Redaman uses screen capture and keylogging to capture the credentials needed to enter bank accounts online. A new malware campaign targeting Russian speakers uses debt threats and missing payments to duplicate victims to download and run a Trojan bank.
The round of attacks, as described by the Unit 42 security team of Palo Alto Network, was tracked in the last four months of 2018.
The attack vector is wide and involves the mass distribution of spam and phishing emails instead of specific attacks. However, the emails sent use a number of subject lines that can cause panic or fear in unsuspected victims-the threat of debtors or payments owed, a situation that many of us know.
These subject lines include “Debt due on Wednesday, “” Payment Verification “and “Document package for payment on 1 October, “amongst other financial issues. The subject headers are constantly changing, but the researchers say that “all have a common theme: they refer to a document or file for an alleged financial problem to be resolved by the recipient.”
“These messages are often vague and contain few details about the alleged financial problem, “added Unit 42.” Their only goal is to trick the recipient into opening the attached archive and double-clicking on the executable inside.

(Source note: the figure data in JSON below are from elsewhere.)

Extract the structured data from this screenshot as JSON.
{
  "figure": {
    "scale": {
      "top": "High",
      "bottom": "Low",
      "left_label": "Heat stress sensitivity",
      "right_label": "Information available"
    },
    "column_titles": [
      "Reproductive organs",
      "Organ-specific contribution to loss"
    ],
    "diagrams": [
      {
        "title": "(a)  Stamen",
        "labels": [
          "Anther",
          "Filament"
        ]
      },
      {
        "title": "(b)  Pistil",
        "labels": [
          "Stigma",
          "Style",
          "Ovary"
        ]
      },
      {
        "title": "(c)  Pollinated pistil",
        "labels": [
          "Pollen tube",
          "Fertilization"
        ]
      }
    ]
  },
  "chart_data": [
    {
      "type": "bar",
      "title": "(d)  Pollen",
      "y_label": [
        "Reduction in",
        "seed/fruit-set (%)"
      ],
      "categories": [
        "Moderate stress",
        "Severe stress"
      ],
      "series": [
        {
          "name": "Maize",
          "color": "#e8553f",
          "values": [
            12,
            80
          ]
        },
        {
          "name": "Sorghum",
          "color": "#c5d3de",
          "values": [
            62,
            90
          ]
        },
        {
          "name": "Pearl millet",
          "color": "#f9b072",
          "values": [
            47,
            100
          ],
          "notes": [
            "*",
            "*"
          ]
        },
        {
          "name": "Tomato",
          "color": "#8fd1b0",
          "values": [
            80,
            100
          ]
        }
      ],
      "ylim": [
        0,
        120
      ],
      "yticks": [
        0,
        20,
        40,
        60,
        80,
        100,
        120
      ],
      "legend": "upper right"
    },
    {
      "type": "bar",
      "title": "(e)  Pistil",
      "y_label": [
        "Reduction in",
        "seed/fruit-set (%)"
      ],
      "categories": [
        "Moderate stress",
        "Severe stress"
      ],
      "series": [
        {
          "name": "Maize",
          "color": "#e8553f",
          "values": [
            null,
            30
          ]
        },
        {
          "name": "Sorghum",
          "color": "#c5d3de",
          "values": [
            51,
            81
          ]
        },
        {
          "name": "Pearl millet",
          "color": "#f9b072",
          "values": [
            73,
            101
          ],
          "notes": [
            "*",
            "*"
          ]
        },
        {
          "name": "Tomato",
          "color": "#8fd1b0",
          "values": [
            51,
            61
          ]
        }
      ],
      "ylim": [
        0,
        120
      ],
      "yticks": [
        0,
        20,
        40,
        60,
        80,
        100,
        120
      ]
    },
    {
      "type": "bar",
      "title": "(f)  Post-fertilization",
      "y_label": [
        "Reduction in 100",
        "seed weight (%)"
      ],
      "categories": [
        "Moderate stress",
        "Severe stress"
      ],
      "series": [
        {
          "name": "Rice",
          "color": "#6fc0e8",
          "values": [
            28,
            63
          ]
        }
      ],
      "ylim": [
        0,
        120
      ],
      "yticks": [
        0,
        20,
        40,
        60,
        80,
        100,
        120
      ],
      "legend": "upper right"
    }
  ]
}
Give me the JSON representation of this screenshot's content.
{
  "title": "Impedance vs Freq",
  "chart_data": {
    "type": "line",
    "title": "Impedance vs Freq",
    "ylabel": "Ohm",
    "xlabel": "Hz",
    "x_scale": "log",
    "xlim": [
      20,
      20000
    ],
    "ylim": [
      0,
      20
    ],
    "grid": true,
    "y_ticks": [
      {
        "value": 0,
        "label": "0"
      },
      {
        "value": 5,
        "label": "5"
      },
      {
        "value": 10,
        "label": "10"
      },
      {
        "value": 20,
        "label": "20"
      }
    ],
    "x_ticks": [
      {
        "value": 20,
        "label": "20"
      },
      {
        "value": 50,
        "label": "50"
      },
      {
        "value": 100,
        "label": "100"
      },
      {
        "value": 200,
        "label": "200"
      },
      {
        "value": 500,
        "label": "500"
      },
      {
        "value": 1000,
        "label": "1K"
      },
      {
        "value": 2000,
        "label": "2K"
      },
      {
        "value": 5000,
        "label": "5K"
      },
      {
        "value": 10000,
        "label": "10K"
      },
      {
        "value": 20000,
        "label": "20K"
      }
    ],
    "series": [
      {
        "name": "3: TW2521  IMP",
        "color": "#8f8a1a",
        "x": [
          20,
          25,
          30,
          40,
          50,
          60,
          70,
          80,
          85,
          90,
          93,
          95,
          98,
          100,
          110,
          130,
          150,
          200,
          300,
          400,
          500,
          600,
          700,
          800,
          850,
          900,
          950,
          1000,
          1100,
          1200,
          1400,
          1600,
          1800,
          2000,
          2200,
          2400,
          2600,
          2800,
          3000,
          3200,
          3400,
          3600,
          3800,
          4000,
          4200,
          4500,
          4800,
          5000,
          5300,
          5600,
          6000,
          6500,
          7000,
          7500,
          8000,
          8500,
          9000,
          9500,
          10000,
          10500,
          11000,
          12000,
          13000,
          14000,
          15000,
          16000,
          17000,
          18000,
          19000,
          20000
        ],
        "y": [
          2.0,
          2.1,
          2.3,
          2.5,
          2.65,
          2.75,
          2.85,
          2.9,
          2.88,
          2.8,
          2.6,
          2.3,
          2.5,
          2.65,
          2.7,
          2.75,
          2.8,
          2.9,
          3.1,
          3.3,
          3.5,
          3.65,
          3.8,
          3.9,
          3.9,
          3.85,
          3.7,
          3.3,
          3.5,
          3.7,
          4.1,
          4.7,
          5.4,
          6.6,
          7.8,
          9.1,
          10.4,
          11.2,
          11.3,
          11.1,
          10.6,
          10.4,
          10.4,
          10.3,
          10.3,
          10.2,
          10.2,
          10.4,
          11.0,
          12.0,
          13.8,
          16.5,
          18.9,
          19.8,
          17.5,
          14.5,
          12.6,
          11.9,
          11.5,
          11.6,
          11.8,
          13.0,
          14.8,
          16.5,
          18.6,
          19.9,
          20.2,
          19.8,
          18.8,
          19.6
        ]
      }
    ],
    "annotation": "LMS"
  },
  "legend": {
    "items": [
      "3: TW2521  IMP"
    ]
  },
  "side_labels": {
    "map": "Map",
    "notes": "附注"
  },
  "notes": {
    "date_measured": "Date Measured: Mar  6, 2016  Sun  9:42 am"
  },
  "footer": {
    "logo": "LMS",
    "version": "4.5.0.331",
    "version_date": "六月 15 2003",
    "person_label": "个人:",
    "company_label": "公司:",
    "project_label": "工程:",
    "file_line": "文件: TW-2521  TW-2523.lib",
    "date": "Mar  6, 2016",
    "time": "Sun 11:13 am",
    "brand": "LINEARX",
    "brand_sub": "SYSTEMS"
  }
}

“The campaign focuses on spreading the so-called Redaman banking Trojan. This malware was first discovered in 2015 and was first known as the RTM banking trojan (.PDF).
The executable file containing the Trojan will first start a scan to determine if the program is running in a sandbox environment, commonly used by security researchers to unpack malware samples. If the malware uncovers files or directories that suggest virtualization or sandboxing on a Windows machine, the executable exits.
If the target machine appears legitimate, the Windows executable drops a DLL file into the temporary directory of the PC, creates a randomly named folder in the ProgramData directory, and moves the DLL to this folder with a random file name again.
The Redaman DLL creates a scheduled Windows task that triggers to maintain persistence every time the user logs on to the machine.
Malware uses a browsing monitoring system. Chrome, Firefox and Internet Explorer are of particular interest to Redaman, who will also seek information about banking or finance from the local host.
The aim of Redaman is to steal bank credentials and other data that can be used to compromise accounts and potentially steal funds from the victim or conduct identity theft once sent to the malware operators. The Trojan can also download additional files to an infected host, use keylogging, capture screenshots, record Windows desktop session video, alter DNS settings, steal clipboard data, terminate running processes and add Windows Store certificates.
Redaman have file attachments that are Windows executables disguised as. PDF documents or sent as.zip, 7-zip,.rar or.gz gzip files. Russian recipients are currently the main focus, but individuals are also targeted in the USA, the Netherlands, Sweden, Japan, Khazakstan, Finland, Germany, Austria and Spain.
Palo Alto expects to see new Redaman samples appearing in the wild in the next year.